Lantas kebingungan apalagi? Saat akan masuk mata kuliah
magang, saya tak luput dari fase bingung. Bingung harus masuk magang dikantor
mana dan dikantor siapa. Apalagi melihat teman-teman sudah masuk di kantor yang
dituju, sedangkan saya masih sibuk mencari dan itu membuat saya juga ada di
fase bingung. Namun akhirnya pula setelah meningkatkan ikhtiar, say dapat juga
tempat magang. Rasanya lega sekali, dan itu sangat tak dapat dibayangkan saat
mata kuliah ini akhirnya selesai dan terpampang nila A di Kartu Hasil Studi
saya.
Setelah itu juga saya masih belum luput dari fase
bingung. Satu selesai maka muncul lagi masalah lainnya, bahkan tak kalah pelik
dibanding masalah-masalah sebelumnya, tapi yang saya yakini bahwa masalah yang
hadir itu selalu meningkat level kesulitannya, mungkin karena saya sudah
dianggap bisa menyelesaikan masalah sebelumnya jika ini adalah ujian. Kali ini
bingung bagaimana harus menyelesaikan tugas akhir yang disebut Skripsi “Minithesis”,
tiap minggu harus ketemu dosen pembimbing, tapi apa daya target bimbingan tiap
minggu jadi kabur lantaran tidak bisa menterjemahkan kebingungan. Skripsi yang
dimulai sejak desember 2013, akhirnya molor dan teman-teman wisuda pada Agustus
2014. Saya hanya bisa hadir kewisudaan dan itu juga hanya sebatas menghadiri
teman, belom saatnya saya pikir. Disitu juga saya ada di fase bingung. Lantas setelah
lewat masa wisuda itu, saya akhirnya bisa selesaikan skripsi saya walau dengan
susah payah dan hati serta pikiran yang tercurah secara kaffah. Buku tebal
orange itu bisa juga dipertanggung jawabkan pada 15 Oktober 2014. Dan akhirnya
berhasil mendapatkan kata “LULUS” seperti yang dipanjatkan dalam doa setiap
malam. Akhirnya bisa wisuda dan bisa pake toga, baju trend yang cuman dipake
sehari itu. Bahagia tak terkira, tapi itu hanya bertahan satu minggu rupanya. Pasca
itu kebingungan kembali merekat dalam hidup saya. Saya harus menjalani hidup
sebagai seorang yang tak punya pekerjaan “menganggur”. Rupanya ini yang
dimaksud lulus tepat waktu tapi tidak dalam waktu yang tepat.

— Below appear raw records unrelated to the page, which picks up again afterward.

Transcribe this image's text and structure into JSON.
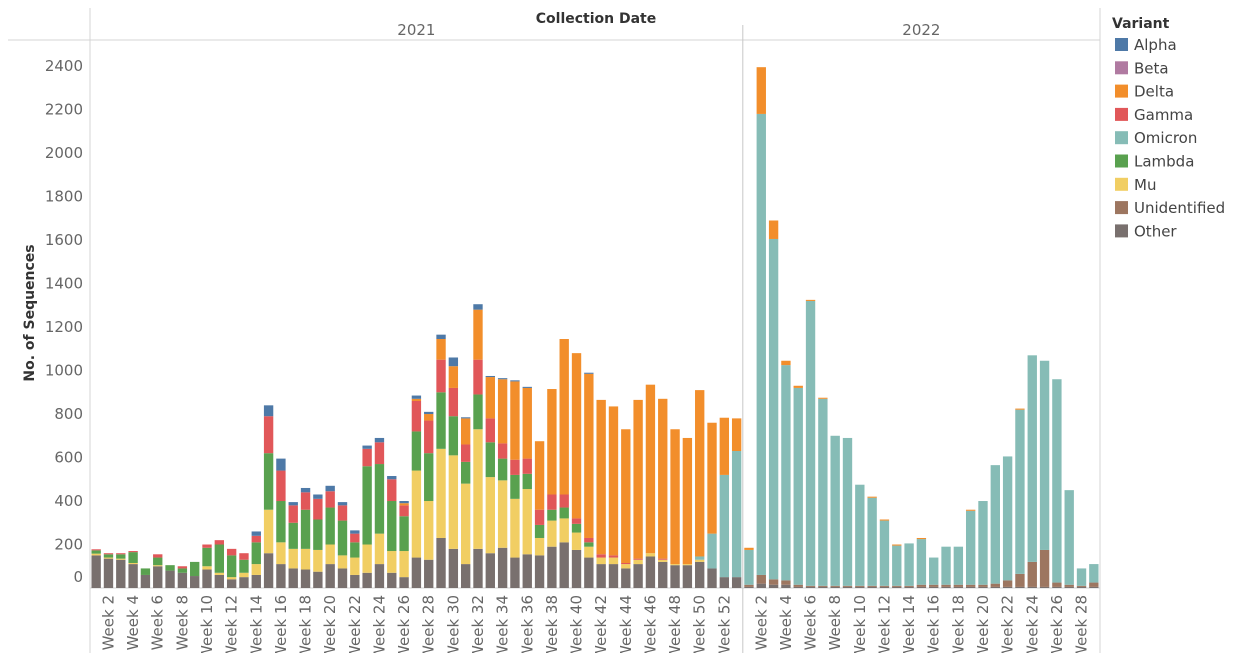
{
  "chart_data": [
    {
      "type": "bar",
      "stacked": true,
      "title": "Collection Date",
      "panel_label": "2021",
      "y_label": "No. of Sequences",
      "legend_title": "Variant",
      "ylim": [
        0,
        2520
      ],
      "yticks": [
        0,
        200,
        400,
        600,
        800,
        1000,
        1200,
        1400,
        1600,
        1800,
        2000,
        2200,
        2400
      ],
      "categories": [
        null,
        "Week 2",
        null,
        "Week 4",
        null,
        "Week 6",
        null,
        "Week 8",
        null,
        "Week 10",
        null,
        "Week 12",
        null,
        "Week 14",
        null,
        "Week 16",
        null,
        "Week 18",
        null,
        "Week 20",
        null,
        "Week 22",
        null,
        "Week 24",
        null,
        "Week 26",
        null,
        "Week 28",
        null,
        "Week 30",
        null,
        "Week 32",
        null,
        "Week 34",
        null,
        "Week 36",
        null,
        "Week 38",
        null,
        "Week 40",
        null,
        "Week 42",
        null,
        "Week 44",
        null,
        "Week 46",
        null,
        "Week 48",
        null,
        "Week 50",
        null,
        "Week 52",
        null
      ],
      "series": [
        {
          "name": "Alpha",
          "color": "#4e79a7",
          "values": [
            0,
            0,
            0,
            0,
            0,
            0,
            0,
            0,
            0,
            0,
            0,
            0,
            0,
            20,
            50,
            55,
            15,
            20,
            20,
            25,
            15,
            15,
            15,
            20,
            15,
            10,
            15,
            10,
            20,
            40,
            5,
            25,
            5,
            5,
            5,
            5,
            0,
            0,
            0,
            0,
            5,
            0,
            0,
            0,
            0,
            0,
            0,
            0,
            0,
            0,
            0,
            0,
            0
          ]
        },
        {
          "name": "Beta",
          "color": "#b07aa1",
          "values": [
            0,
            0,
            0,
            0,
            0,
            0,
            0,
            0,
            0,
            0,
            0,
            0,
            0,
            0,
            0,
            0,
            0,
            0,
            0,
            0,
            0,
            0,
            0,
            0,
            0,
            0,
            0,
            0,
            0,
            0,
            0,
            0,
            0,
            0,
            0,
            0,
            0,
            0,
            0,
            0,
            0,
            0,
            0,
            0,
            0,
            0,
            0,
            0,
            0,
            0,
            0,
            0,
            0
          ]
        },
        {
          "name": "Delta",
          "color": "#f28e2b",
          "values": [
            0,
            0,
            0,
            0,
            0,
            0,
            0,
            0,
            0,
            0,
            0,
            0,
            0,
            0,
            0,
            0,
            0,
            0,
            0,
            0,
            0,
            0,
            0,
            0,
            0,
            10,
            10,
            30,
            95,
            100,
            120,
            230,
            190,
            295,
            360,
            325,
            315,
            485,
            715,
            760,
            755,
            710,
            685,
            615,
            730,
            775,
            735,
            620,
            580,
            765,
            510,
            263,
            150
          ]
        },
        {
          "name": "Gamma",
          "color": "#e15759",
          "values": [
            5,
            5,
            5,
            5,
            0,
            15,
            0,
            10,
            0,
            15,
            20,
            30,
            30,
            30,
            170,
            140,
            80,
            80,
            95,
            75,
            70,
            40,
            80,
            100,
            100,
            50,
            140,
            150,
            150,
            130,
            80,
            160,
            110,
            70,
            70,
            70,
            70,
            70,
            60,
            25,
            20,
            15,
            10,
            5,
            5,
            0,
            5,
            0,
            0,
            0,
            0,
            0,
            0
          ]
        },
        {
          "name": "Omicron",
          "color": "#86bcb6",
          "values": [
            0,
            0,
            0,
            0,
            0,
            0,
            0,
            0,
            0,
            0,
            0,
            0,
            0,
            0,
            0,
            0,
            0,
            0,
            0,
            0,
            0,
            0,
            0,
            0,
            0,
            0,
            0,
            0,
            0,
            0,
            0,
            0,
            0,
            0,
            0,
            0,
            0,
            0,
            0,
            0,
            0,
            0,
            0,
            0,
            0,
            0,
            0,
            0,
            0,
            15,
            160,
            470,
            580
          ]
        },
        {
          "name": "Lambda",
          "color": "#59a14f",
          "values": [
            15,
            15,
            20,
            50,
            30,
            35,
            25,
            20,
            65,
            85,
            130,
            100,
            60,
            100,
            260,
            190,
            120,
            180,
            140,
            170,
            160,
            70,
            360,
            320,
            230,
            160,
            180,
            220,
            260,
            180,
            100,
            160,
            160,
            100,
            110,
            70,
            60,
            50,
            50,
            40,
            20,
            0,
            0,
            0,
            0,
            0,
            0,
            0,
            0,
            0,
            0,
            0,
            0
          ]
        },
        {
          "name": "Mu",
          "color": "#f1ce63",
          "values": [
            8,
            5,
            5,
            5,
            0,
            5,
            0,
            0,
            0,
            15,
            10,
            10,
            20,
            50,
            200,
            100,
            90,
            95,
            100,
            90,
            60,
            80,
            130,
            140,
            100,
            120,
            400,
            270,
            410,
            430,
            370,
            550,
            350,
            310,
            270,
            300,
            80,
            120,
            110,
            80,
            50,
            30,
            30,
            20,
            20,
            15,
            10,
            5,
            5,
            10,
            0,
            0,
            0
          ]
        },
        {
          "name": "Unidentified",
          "color": "#9d7660",
          "values": [
            0,
            0,
            0,
            0,
            0,
            0,
            0,
            0,
            0,
            0,
            0,
            0,
            0,
            0,
            0,
            0,
            0,
            0,
            0,
            0,
            0,
            0,
            0,
            0,
            0,
            0,
            0,
            0,
            0,
            0,
            0,
            0,
            0,
            0,
            0,
            0,
            0,
            0,
            0,
            0,
            0,
            0,
            0,
            0,
            0,
            0,
            0,
            0,
            0,
            0,
            0,
            0,
            0
          ]
        },
        {
          "name": "Other",
          "color": "#79706e",
          "values": [
            150,
            135,
            130,
            110,
            60,
            100,
            80,
            70,
            55,
            85,
            60,
            40,
            50,
            60,
            160,
            110,
            90,
            85,
            75,
            110,
            90,
            60,
            70,
            110,
            70,
            50,
            140,
            130,
            230,
            180,
            110,
            180,
            160,
            185,
            140,
            155,
            150,
            190,
            210,
            175,
            140,
            110,
            110,
            90,
            110,
            145,
            120,
            105,
            105,
            120,
            90,
            50,
            50
          ]
        }
      ]
    },
    {
      "type": "bar",
      "stacked": true,
      "panel_label": "2022",
      "ylim": [
        0,
        2520
      ],
      "categories": [
        null,
        "Week 2",
        null,
        "Week 4",
        null,
        "Week 6",
        null,
        "Week 8",
        null,
        "Week 10",
        null,
        "Week 12",
        null,
        "Week 14",
        null,
        "Week 16",
        null,
        "Week 18",
        null,
        "Week 20",
        null,
        "Week 22",
        null,
        "Week 24",
        null,
        "Week 26",
        null,
        "Week 28",
        null
      ],
      "series": [
        {
          "name": "Delta",
          "color": "#f28e2b",
          "values": [
            10,
            215,
            85,
            20,
            10,
            5,
            5,
            0,
            0,
            0,
            5,
            5,
            5,
            0,
            5,
            0,
            0,
            0,
            5,
            0,
            0,
            0,
            5,
            0,
            0,
            0,
            0,
            0,
            0
          ]
        },
        {
          "name": "Omicron",
          "color": "#86bcb6",
          "values": [
            160,
            2120,
            1565,
            990,
            905,
            1310,
            860,
            690,
            680,
            465,
            405,
            300,
            185,
            195,
            210,
            125,
            175,
            175,
            340,
            385,
            545,
            570,
            755,
            950,
            870,
            935,
            435,
            80,
            85
          ]
        },
        {
          "name": "Unidentified",
          "color": "#9d7660",
          "values": [
            10,
            40,
            25,
            20,
            10,
            5,
            5,
            5,
            5,
            5,
            5,
            5,
            5,
            5,
            10,
            10,
            10,
            10,
            10,
            10,
            15,
            30,
            60,
            115,
            170,
            20,
            10,
            5,
            20
          ]
        },
        {
          "name": "Other",
          "color": "#79706e",
          "values": [
            5,
            20,
            15,
            15,
            5,
            5,
            5,
            5,
            5,
            5,
            5,
            5,
            5,
            5,
            5,
            5,
            5,
            5,
            5,
            5,
            5,
            5,
            5,
            5,
            5,
            5,
            5,
            5,
            5
          ]
        }
      ]
    }
  ]
}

Para karib, begini rasanya menjadi seorang yang tak punya
kegiatan resmi. Hidupnya cuman dianggap hura-hura dan sia-sia sama orang-orang,
terutama tetangga. Bahkan yang paling terasa adalah, saat saya masih sempat
merenungkan apa ilmu yang saya dapat dari kuliah selama 4 Tahun lebih 2 Bulan
itu? Saya masih mengorek-ngorek apakah ada kelebihan yang bisa saya banggakan
untuk masa depan. Ternyata lulus dalam bahasa tepat waktu saja tidak cukup tapi
lebih baik kalau lulus di waktu yang tepat. Tepat dalam segalanya, siap bekerja
dan siap untuk menyongsong hari esok.
Coba
pikirkan para karib, jangan sampai setelah lulus kita masih berpikir apa yang
kita punya, dan apa kelebihan kita. Nanti akan merasa gagal sebagai seorang
sarjana, embel-embel gelar di belakang nama kita itu kan mesti dipertanggung
jawabkan, baik pada sesama dan pada yang mahakuasa. Jangan kira gelar itu hanya
embel-embel ringan yang tak bermakna. Walau hanya lambang sosial, tapi
nayatanya itulah yang jadi ukuran kepantasan.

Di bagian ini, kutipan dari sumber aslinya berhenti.